8.4. Staging of Application Containers

Pegasus treats containers as other files in terms of data management. Container to be used for a job is tracked as an input dependency that needs to be staged if it is not already there. Similar to executables, you specify the location for your container image in the Transformation Catalog. You can specify the source URL's for containers as the following.

  1. URL to a container hosted on a central hub repository

    Example of a docker hub URL is docker:///rynge/montage:latest, while for singularity shub://pegasus-isi/fedora-montage

  2. URL to a container image file on a file server.

    • Docker - Docker supports loading of containers from a tar file, Hence, containers images can only be specified as tar files and the extension for the filename is not important.

    • Singularity - Singularity supports container images in various forms and relies on the extension in the filename to determine what format the file is in. Pegasus supports the following extensions for singularity container images

      • .img

      • .tar

      • .tar.gz

      • .tar.bz2

      • .cpio

      • .cpio.gz

      Singularity will fail to run the container if you don't specify the right extension , when specify the source URL for the image.

In both the cases, Pegasus will place the container image on the staging site used for the workflow, as part of the data stage-in nodes, using pegasus-transfer. When pulling in an image from a container hub repository, pegasus-transfer will export the container as a tar file in case of Docker, and as .img file in case of Singularity

8.4.1. Symlinking

Since, Pegasus by default only mounts the job directory determined by PegasusLite into the application container, symlinking of input data sets works only if in the container definition in the transformation catalog user defines the directories containing the input data to be mounted in the container using the mount key word. We recommend to keep the source and destination directories to be the same i.e. the host path is mounted in the same location in the container. This is because the data transfers for the job happens in PegasusLite before the container is invoked. While we do support different source and destination directories in the mount format, it will create broken symlinks in the worker node that will resolve correctly in the container.

For example in the example below, we have input datasets accessible on /lizard on the compute nodes, and mounting them as read-only into the container at /lizard

cont centos-base{
     type "singularity"

     # URL to image in a docker hub or a url to an existing
     # singularity image file
     image "gsiftp://bamboo.isi.edu/lfs1/bamboo-tests/data/centos7.img"

     # optional site attribute to tell pegasus which site tar file
     # exists. useful for handling file URL's correctly
     image_site "local"

     # mount point in the container
     mount "/lizard:/lizard:ro"
  
     # specify env profile via env option do docker run
     profile env "JAVA_HOME" "/opt/java/1.6"	    
}

To enable symlinking for containers set the following properties

# Tells Pegasus to try and create symlinks for input files
pegasus.transfer.links true

# Tells Pegasus to by the staging site ( creation of stage-in jobs) as 
# data is available directly on compute nodes
pegasus.transfer.bypass.input.staging true

f you don't set pegasus.transfer.bypass.input.staging then you still can have symlinking if

  1. your staging site is same as your compute site

  2. the scratch directory specified in the site catalog is visible to the worker nodes

  3. you mount the scratch directory in the container definition, NOT the original source directory.

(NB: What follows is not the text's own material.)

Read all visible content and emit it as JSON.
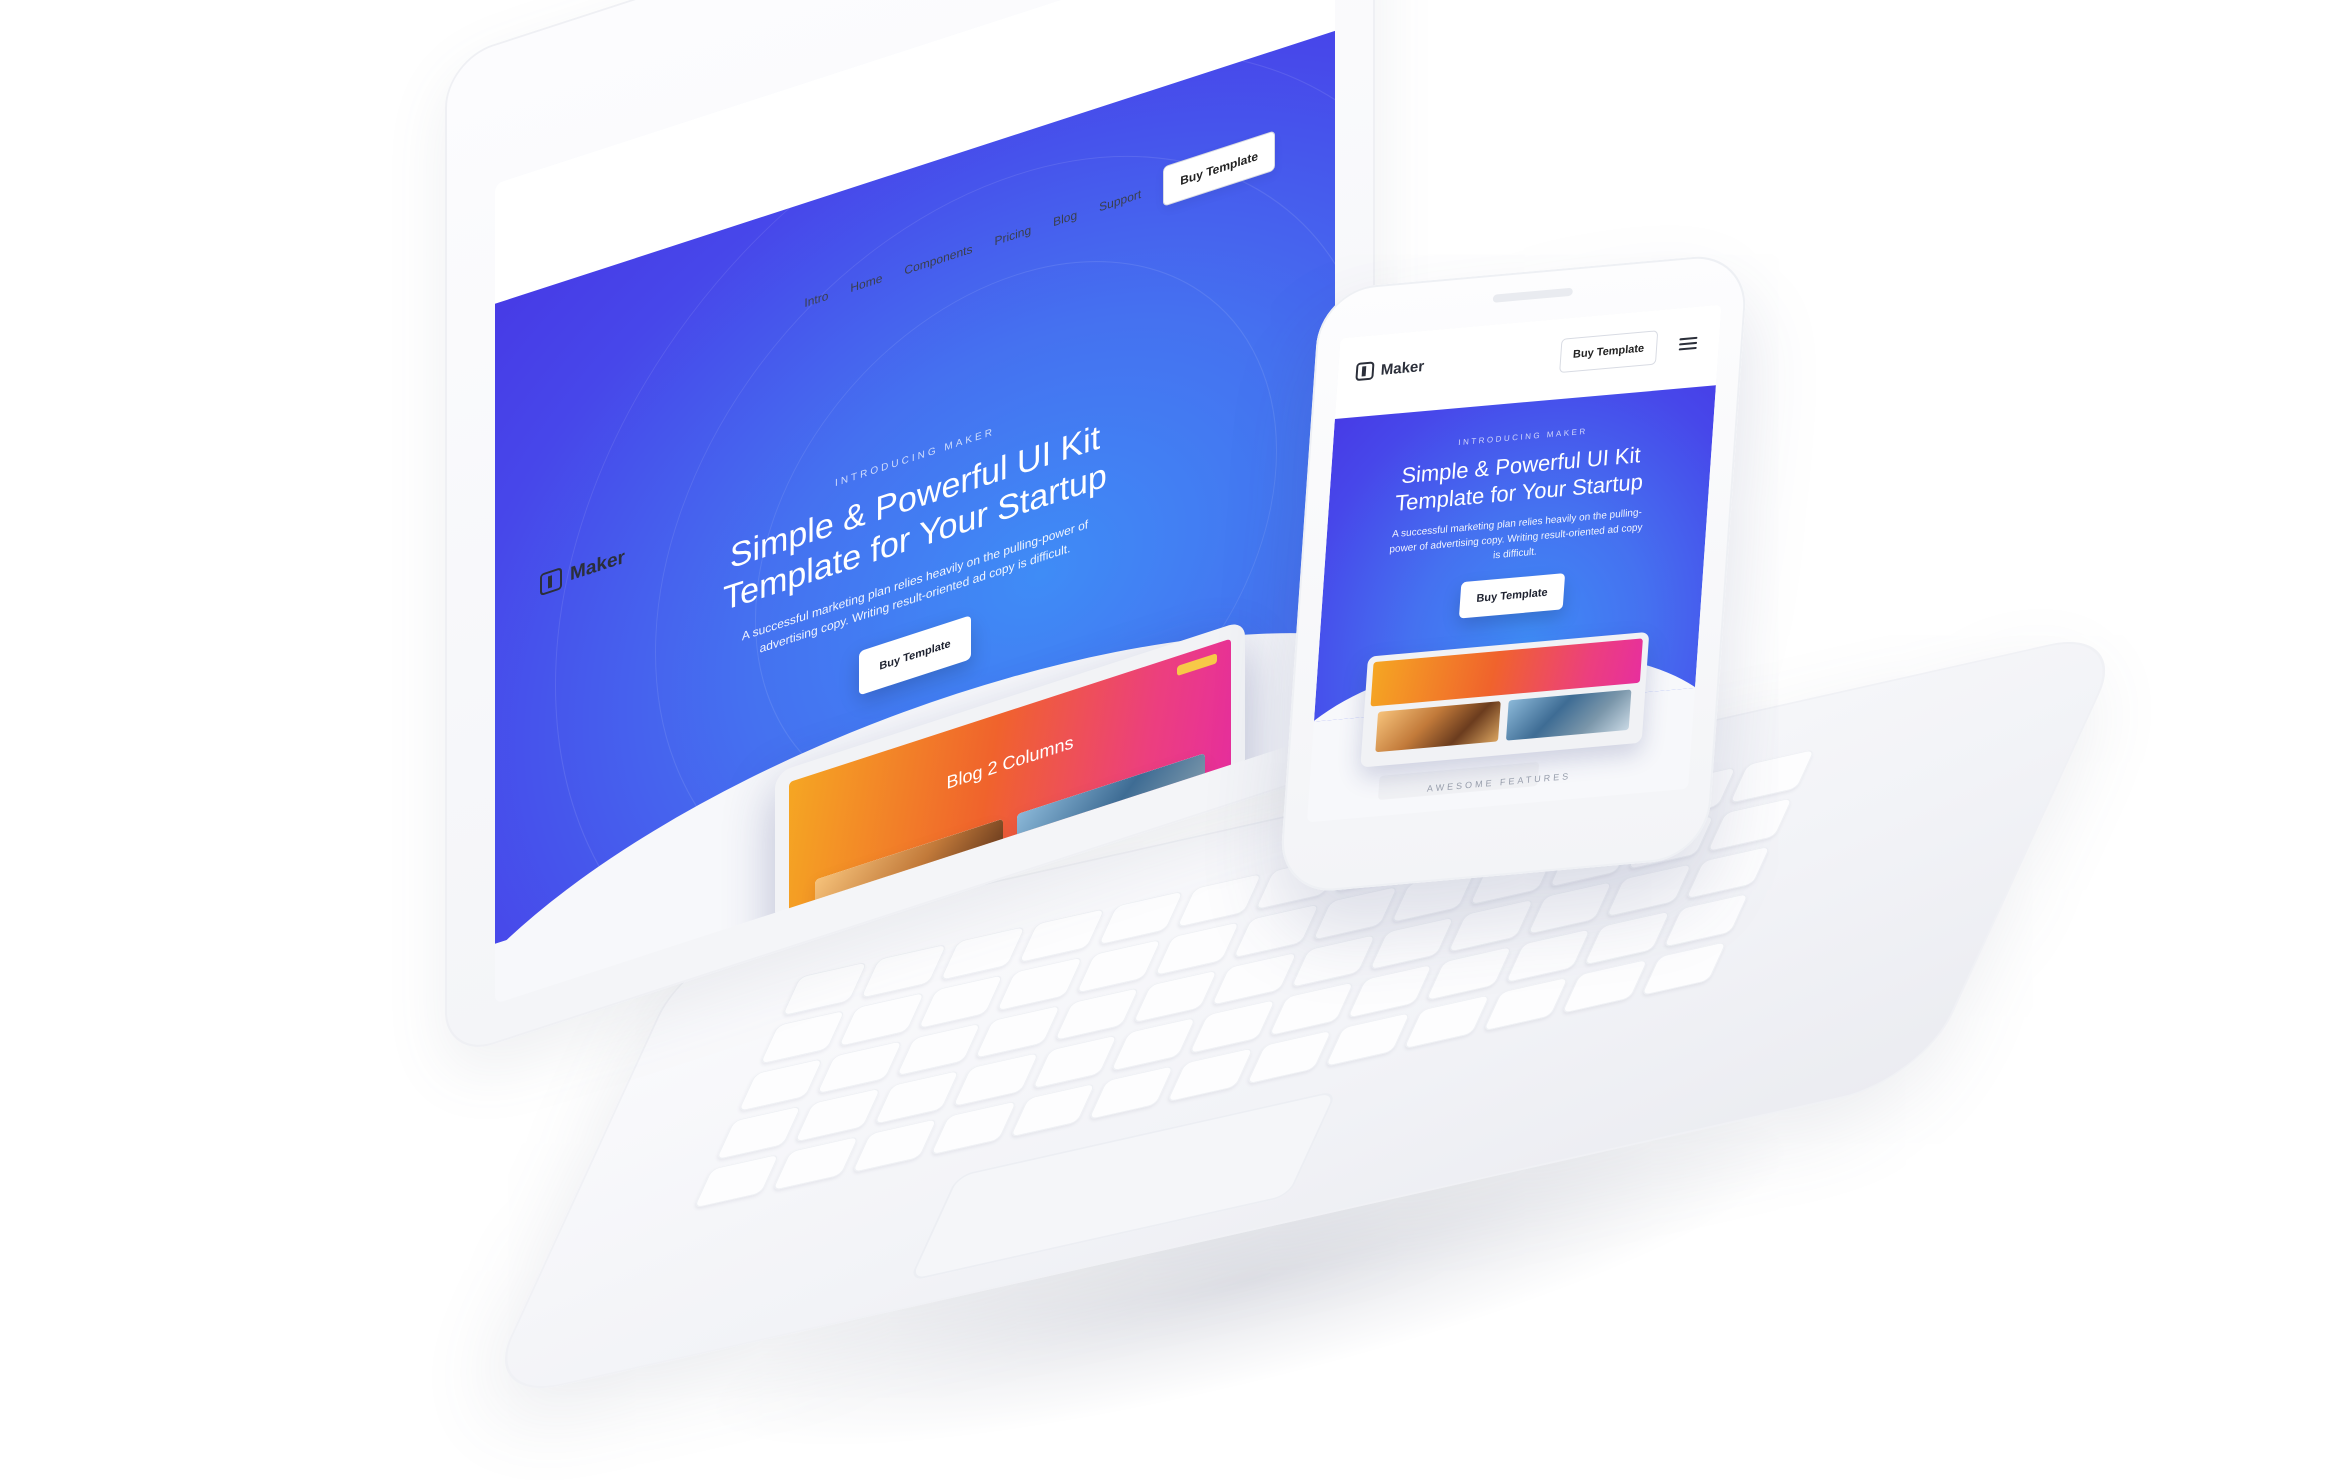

Enabling symlinking of containers is useful, when running large workflows on a single cluster. Pegasus can pull the image from the container repository once, and place it on the shared filesystem where it can then be symlinked from, when the PegasusLite jobs start on the worker nodes of that cluster. In order to do this, you need to be running the nonsharedfs data configuration mode with the staging site set to be the same as the compute site.